A year-end rally for the S&P 500 is highly unlikely, unless the index gets back above 840 this week, so investing in government bonds looks better, Robin Griffiths, technical strategist at Cazenove Capital, told CNBC.
"The data has simply deteriorated at such an incredibly rapid rate that my year-end rally, which is normally a good bet, is going to get overridden by the weight of bad news," Griffiths told CNBC.
The S&P 500 could fall another 200 points during an extended period of sideways trading, Joel Stainton, technical analyst from SEB Future Sales, also told CNBC.
The index closed below the technically important level of 800 last week, marking multi-year lows along with the other major US stock indexes.

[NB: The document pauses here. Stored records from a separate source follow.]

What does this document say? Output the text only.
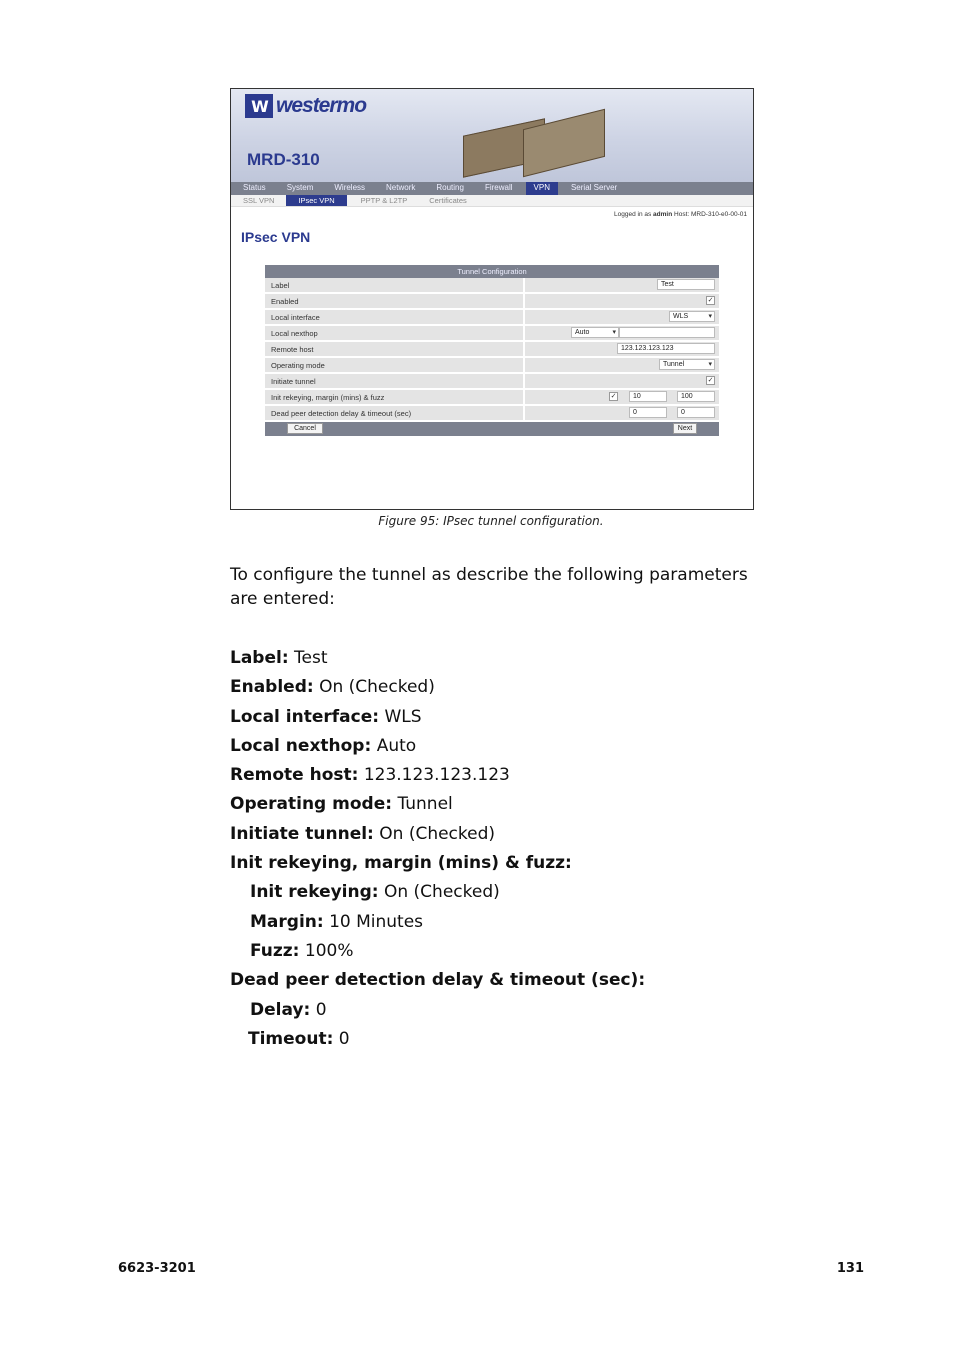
W westermo
MRD-310
Status	System	Wireless	Network	Routing	Firewall	VPN	Serial Server
SSL VPN	IPsec VPN	PPTP & L2TP	Certificates
Logged in as admin Host: MRD-310-e0-00-01
IPsec VPN
Tunnel Configuration	
Label	Test

Enabled	✓

Local interface	WLS ▾

Local nexthop	Auto ▾

Remote host	123.123.123.123

Operating mode	Tunnel ▾

Initiate tunnel	✓

Init rekeying, margin (mins) & fuzz	✓ 10 100

Dead peer detection delay & timeout (sec)	0 0

Cancel Next	
Figure 95: IPsec tunnel configuration.
To configure the tunnel as describe the following parameters are entered:
Label: Test
Enabled: On (Checked)
Local interface: WLS
Local nexthop: Auto
Remote host: 123.123.123.123
Operating mode: Tunnel
Initiate tunnel: On (Checked)
Init rekeying, margin (mins) & fuzz:
Init rekeying: On (Checked)
Margin: 10 Minutes
Fuzz: 100%
Dead peer detection delay & timeout (sec):
Delay: 0
Timeout: 0
6623-3201	131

Analyst opinion is divided as to whether the lows mark a turnaround for stocks, or just a pit-stop on the way lower.
The coming months will bring "much more horizontal trading with 600 (points) as the ultimate target," Stainton said.
In the bond market, investors are discounting a depression, while in equity markets they're only discounting a bad recession, according to Griffiths, who said "bonds are looking better than equities just at the moment."
In the current deflationary era, investors have gone back to the risk-free investment in government bonds and stocks have now become "incredibly risky," he said, adding that because of this their returns should be higher from the company's dividend.
If you want stocks, you want "unimpeachably good-quality equities", as one of the things you are going to get is "dividend coupons," Griffiths explained.
In the coming few months, Griffiths expects oil to go back up to $80 a barrel again, noting that the commodity's downtrend is over.